Russian Kulich (sweet Easter bread) is fluffy, fragrant, soft and aromatic. This recipe is healthier and less time-consuming than the original. This kulich doesn’t go stale for more than 10 days!
This year I made a simplified version of the traditional Russian kulich, which came out to be just as good as the original, much less time-consuming and a bit healthier!
Kulich is always tall and cylindrical, often with raisins or candied fruits. It’s usually decorated with white glaze and colourful sprinkles on top. The dough is very fluffy and melts in your mouth.
Actually, kulich was baked in Russia long before the emergence of Orthodox Christianity, but nowadays it is only associated with Easter. Kulich had emerged from an old Slavic tradition of a spring ritual baking and had a sacramental meaning.
In ancient Russia, people baked bread two or three times a year, for the most important holidays associated with the change of seasons: either for the New Year’s Eve or in early spring, to mark the beginning of the agricultural year, or in the autumn, to celebrate the harvest.
This tradition, like many others (see Maslenitsa) has been successfully adopted by the Orthodox church.
Just like Paskha, kulich symbolizes excessiveness and contains a lot of dairy products and eggs, that are not allowed to consume in Orthodox church during the Lent, the longest and the strictest annual fasting period.
It lasts between Maslenitsa (Slavic pancake week) and Easter, for 48 days. In former times it was common to cook up a 48-course Easter menu, one course for each day of fasting!
Nowadays, it’s a bit less extensive, but the tradition to serve a big variety of nutritious and wholesome dishes with a lot of dairy products and eggs still exists.
I made my kulich from butter, yeast, milk, eggs and flour, and as always, I tried to opt in for a healthier version by using agave nectar instead of sugar, fresh citrus zest instead of candied fruits and whole wheat flour.
It came out sweet, fragrant, delicate, soft and doesn’t go stale for at least ten days! I used a normal saucepan with parchment paper lined on the bottom and on the sides instead of a tall baking form.
Alternatively, you can use ready-made Panettone paper molds or a combination of both a saucepan and paper molds. Follow the recipe below to make your own fluffy kulich for Easter!
It looks impressive and takes some time (mostly waiting for the dough to rise) but believe me, even if you are a beginner in baking, you still can do it!
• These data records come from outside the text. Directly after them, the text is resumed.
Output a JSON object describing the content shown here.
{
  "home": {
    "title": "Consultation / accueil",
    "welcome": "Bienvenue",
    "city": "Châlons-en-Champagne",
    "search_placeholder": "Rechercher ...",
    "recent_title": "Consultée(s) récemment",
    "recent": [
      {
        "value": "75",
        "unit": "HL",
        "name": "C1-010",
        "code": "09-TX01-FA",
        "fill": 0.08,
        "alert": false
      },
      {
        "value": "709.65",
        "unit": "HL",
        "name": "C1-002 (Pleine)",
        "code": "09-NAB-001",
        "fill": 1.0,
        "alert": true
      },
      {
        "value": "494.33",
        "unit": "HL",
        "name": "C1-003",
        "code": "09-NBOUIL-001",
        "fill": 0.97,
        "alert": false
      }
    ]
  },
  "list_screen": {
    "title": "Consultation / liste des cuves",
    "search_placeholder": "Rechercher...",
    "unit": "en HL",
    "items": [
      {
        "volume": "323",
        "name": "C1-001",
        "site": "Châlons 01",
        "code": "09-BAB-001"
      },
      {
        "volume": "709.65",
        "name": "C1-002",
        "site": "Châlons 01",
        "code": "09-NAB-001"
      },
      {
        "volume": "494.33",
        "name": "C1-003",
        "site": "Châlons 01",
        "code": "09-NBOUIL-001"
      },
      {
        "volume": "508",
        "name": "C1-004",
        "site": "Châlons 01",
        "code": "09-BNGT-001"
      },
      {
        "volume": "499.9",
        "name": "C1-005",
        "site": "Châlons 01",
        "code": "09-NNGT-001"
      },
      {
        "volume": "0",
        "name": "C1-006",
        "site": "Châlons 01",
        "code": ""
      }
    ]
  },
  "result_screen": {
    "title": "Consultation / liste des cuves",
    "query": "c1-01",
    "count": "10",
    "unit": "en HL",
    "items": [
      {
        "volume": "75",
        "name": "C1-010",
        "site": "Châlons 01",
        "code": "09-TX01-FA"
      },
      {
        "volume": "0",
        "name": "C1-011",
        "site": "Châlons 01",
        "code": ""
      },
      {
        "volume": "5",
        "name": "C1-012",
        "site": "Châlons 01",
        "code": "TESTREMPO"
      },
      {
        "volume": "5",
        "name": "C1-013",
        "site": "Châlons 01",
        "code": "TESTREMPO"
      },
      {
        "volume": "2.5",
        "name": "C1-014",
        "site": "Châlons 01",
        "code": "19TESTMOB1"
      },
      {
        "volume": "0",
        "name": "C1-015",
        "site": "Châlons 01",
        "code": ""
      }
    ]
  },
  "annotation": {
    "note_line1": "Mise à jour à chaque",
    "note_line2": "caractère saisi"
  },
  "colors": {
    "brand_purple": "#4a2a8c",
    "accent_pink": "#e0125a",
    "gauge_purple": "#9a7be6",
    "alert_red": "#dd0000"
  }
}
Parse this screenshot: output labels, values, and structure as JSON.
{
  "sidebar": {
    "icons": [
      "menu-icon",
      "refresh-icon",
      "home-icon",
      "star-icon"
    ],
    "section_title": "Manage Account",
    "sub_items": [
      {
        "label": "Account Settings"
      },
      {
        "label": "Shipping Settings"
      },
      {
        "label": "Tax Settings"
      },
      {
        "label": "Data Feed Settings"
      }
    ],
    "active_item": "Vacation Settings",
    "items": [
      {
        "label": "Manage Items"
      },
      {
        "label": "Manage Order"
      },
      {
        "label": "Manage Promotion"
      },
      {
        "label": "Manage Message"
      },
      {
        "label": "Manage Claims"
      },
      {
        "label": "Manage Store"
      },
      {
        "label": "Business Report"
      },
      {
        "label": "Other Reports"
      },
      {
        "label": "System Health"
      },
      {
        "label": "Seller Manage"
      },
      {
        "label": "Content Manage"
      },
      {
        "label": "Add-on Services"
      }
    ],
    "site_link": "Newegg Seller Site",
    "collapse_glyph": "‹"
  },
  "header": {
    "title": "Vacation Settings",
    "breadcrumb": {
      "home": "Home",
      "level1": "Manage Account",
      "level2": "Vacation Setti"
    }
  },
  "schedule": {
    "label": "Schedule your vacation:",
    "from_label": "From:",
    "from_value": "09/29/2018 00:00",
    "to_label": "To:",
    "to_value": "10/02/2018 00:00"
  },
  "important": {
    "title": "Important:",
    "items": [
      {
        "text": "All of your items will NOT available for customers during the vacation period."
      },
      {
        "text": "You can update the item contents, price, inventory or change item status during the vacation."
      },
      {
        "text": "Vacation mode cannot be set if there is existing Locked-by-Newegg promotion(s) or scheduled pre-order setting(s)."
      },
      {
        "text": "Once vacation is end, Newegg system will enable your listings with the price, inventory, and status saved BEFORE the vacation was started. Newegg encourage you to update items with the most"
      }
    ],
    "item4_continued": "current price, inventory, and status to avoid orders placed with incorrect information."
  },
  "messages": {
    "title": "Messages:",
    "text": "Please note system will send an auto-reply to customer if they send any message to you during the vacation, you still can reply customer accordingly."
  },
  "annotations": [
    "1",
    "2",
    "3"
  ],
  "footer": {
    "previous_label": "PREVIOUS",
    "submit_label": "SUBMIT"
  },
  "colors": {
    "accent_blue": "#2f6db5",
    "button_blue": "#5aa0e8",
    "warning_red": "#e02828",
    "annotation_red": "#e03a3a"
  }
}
Kulich – Sweet Russian Easter Bread
For the kulich:
- 80 cup grams 2/3 stick or 1/3butter, at room temperature
- 42 grams fresh yeast or 14 dry yeast 4 tablespoons, 5 teaspoons
- 100 ml or 0.4 cup lukewarm milk + 1 tablespoon
- 100 ml or 0.4 cup agave nectar
- 500 grams or around 4 cups flour I used 1:1 ratio of all-purpose to whole wheat flour
- 3 eggs + 1 egg yolk
- zest of 1 big orange and 1 big lemon
- 1 teaspoon ground cardamom
- pinch aof salt
For the glaze:
- 80 grams or 1/2 cup powdered sugar
- 1 tablespoon lemon juice
- 3 tablespoons sugar pearls to garnish
- In a medium bowl, whisk together softened butter, crumbled (or dry) yeast, milk and agave nectar. Put the flour into a large bowl, make a well in the middle and pour the butter mixture in it. Knead until smooth. Let sit for 10 minutes.
- Meanwhile, mix together three eggs, orange and lemon zest, cardamom and a pinch of salt. Add it to the dough and knead again. Cover and let raise in a warm place for 90 minutes.
- Meanwhile, prepare a tall backing form or a saucepan. You can watch this video tutorial on how to line your backing form with parchment paper. Alternatively, use Panettone paper molds. Knead the dough once again, transfer to the baking form/saucepan/paper mold and let rest for 30 more minutes. Preheat the oven to 200 °C or 390 °F. Mix 1 tablespoon milk with an egg yolk and coat the top of the kulich using a little brush. Bake kulich for 25 minutes until golden brown. Let cool before taking it out of the form/paper.
- Make the glaze: mix together powdered sugar and lemon juice. Add 1 tablespoon water to thin it up. Once the kulich is cooled, pour the glaze over it and sprinkle with sugar pearls before the glaze sets. Serve with paskha. Enjoy!